For men who participate in physical activity over their life span, the risk of Parkinson's seems to be significantly lower, compared with men who are more sedentary, Honglei Chen, M.D., said at the annual meeting of the American College of Nutrition. For men, “the higher the [participation in] physical activity, the lower the risk of Parkinson's disease,” he said. But the same does not seem to be true for women.
Differences in dietary influences are being documented, too. Men who consume fewer dairy products and who eat larger amounts of other food groups appear to run a lower risk of symptomatic disease. Conversely, men who are “big milk drinkers” seem to have a higher risk of Parkinson's. But the influence of dairy ingestion on Parkinson's is not turning up in women. The finding first surfaced in the Nurses' Health Study, and other studies seem to be bearing it out, said Dr. Chen of Harvard University, Boston.
Taken together, the data appear to suggest—just as some women's health groups have contended for years—that the inclusion of equal numbers of men and women can be important to interpretation of outcome in studies of disease states. Moreover, the findings on Parkinson's disease could be taken to mean that men and women need to be separately studied once such a difference emerges. “In men, these associations are consistent,” Dr. Chen pointed out. Why isn't the same thing seen in women? That is not known, he said.
In a survey of literature and from data at his own center, he has concluded that exercise offers at least some preventive effect against Parkinson's for men, although it may serve only to delay onset or preserve function longer. Longer-term follow-up studies would be needed to discern whether the cohort in his study, of men in their 60s, simply had not yet become symptomatic. “This is an insidious disease,” he pointed out.
As for diet: The theory that it plays a causative role in Parkinson's disease has been postulated for several decades. However, there are very few studies that have investigated this proposed link in a prospective way, he said.
He and his colleagues conducted a study in which 210 men and 184 women with Parkinson's disease were followed and their food intake recorded (Ann. Neurol. 2002;52:793-801). A positive association was found between dairy intake and disease risk in men but not in women. No other food group seemed to affect risk.

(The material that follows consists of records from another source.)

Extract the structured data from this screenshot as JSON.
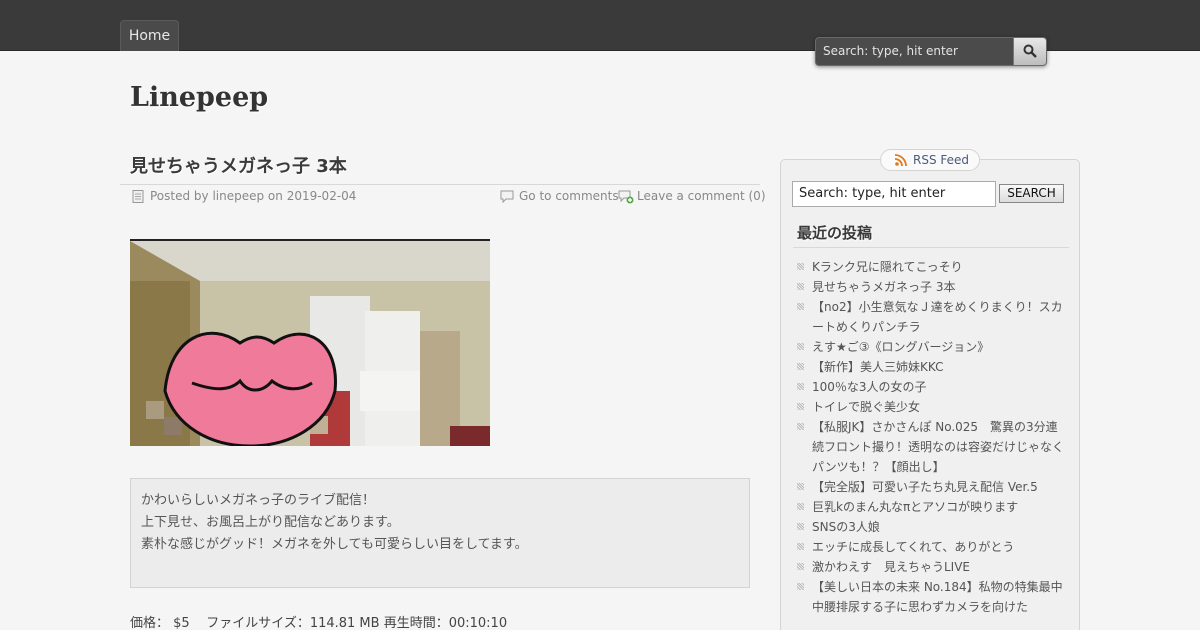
{
  "nav": {
    "home_label": "Home"
  },
  "top_search": {
    "placeholder": "Search: type, hit enter"
  },
  "site": {
    "title": "Linepeep"
  },
  "post": {
    "title": "見せちゃうメガネっ子 3本",
    "meta_posted": "Posted by linepeep on 2019-02-04",
    "meta_goto": "Go to comments",
    "meta_leave": "Leave a comment (0)",
    "description_lines": [
      "かわいらしいメガネっ子のライブ配信！",
      "上下見せ、お風呂上がり配信などあります。",
      "素朴な感じがグッド！メガネを外しても可愛らしい目をしてます。"
    ],
    "price_line": "価格： $5    ファイルサイズ：114.81 MB 再生時間：00:10:10"
  },
  "sidebar": {
    "rss_label": "RSS Feed",
    "search_value": "Search: type, hit enter",
    "search_button": "SEARCH",
    "recent_title": "最近の投稿",
    "recent_posts": [
      "Kランク兄に隠れてこっそり",
      "見せちゃうメガネっ子 3本",
      "【no2】小生意気なＪ達をめくりまくり！スカートめくりパンチラ",
      "えす★ご③《ロングバージョン》",
      "【新作】美人三姉妹KKC",
      "100％な3人の女の子",
      "トイレで脱ぐ美少女",
      "【私服JK】さかさんぽ No.025　驚異の3分連続フロント撮り！透明なのは容姿だけじゃなくパンツも！？【顔出し】",
      "【完全版】可愛い子たち丸見え配信 Ver.5",
      "巨乳kのまん丸なπとアソコが映ります",
      "SNSの3人娘",
      "エッチに成長してくれて、ありがとう",
      "激かわえす　見えちゃうLIVE",
      "【美しい日本の未来 No.184】私物の特集最中　中腰排尿する子に思わずカメラを向けた"
    ]
  },
  "colors": {
    "topbar": "#3a3a3a",
    "background": "#f5f5f5",
    "lips": "#f07a9a"
  }
}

Among men, a significant positive association with risk was seen both for intakes of dairy foods and dairy calcium but not dairy fat. “Fat is out of the picture,” he said. However, supplemental calcium and vitamin D were not related to risk. Further analysis showed that the risk seemed to come from nutrients in dairy products but not from other nutrients in other foods. “We found no association with nutrients from nondairy sources,” he said.
In a separate study performed in Hawaii, the same association was seen.
The investigation, known informally as the Parkinson's Disease Honolulu Study, was helpful in demonstrating a possible link between dairy products and Parkinson's, Dr. Chen said. However, differences between the sexes regarding this risk cannot be drawn from its conclusions. “It only included men,” he stressed.
Could something in the dairy product be a precursor to a factor that influences male risk? “We have some speculations,” Dr. Chen said. “But we don't know.”
Eating too much of anything over time seems to be a risk for both men and women. Obesity is a risk factor for Parkinson's nonsmokers of both sexes; the same is likely to be true among smokers, but it has been next to impossible to control for tobacco and nicotine exposure in studies of the latter population.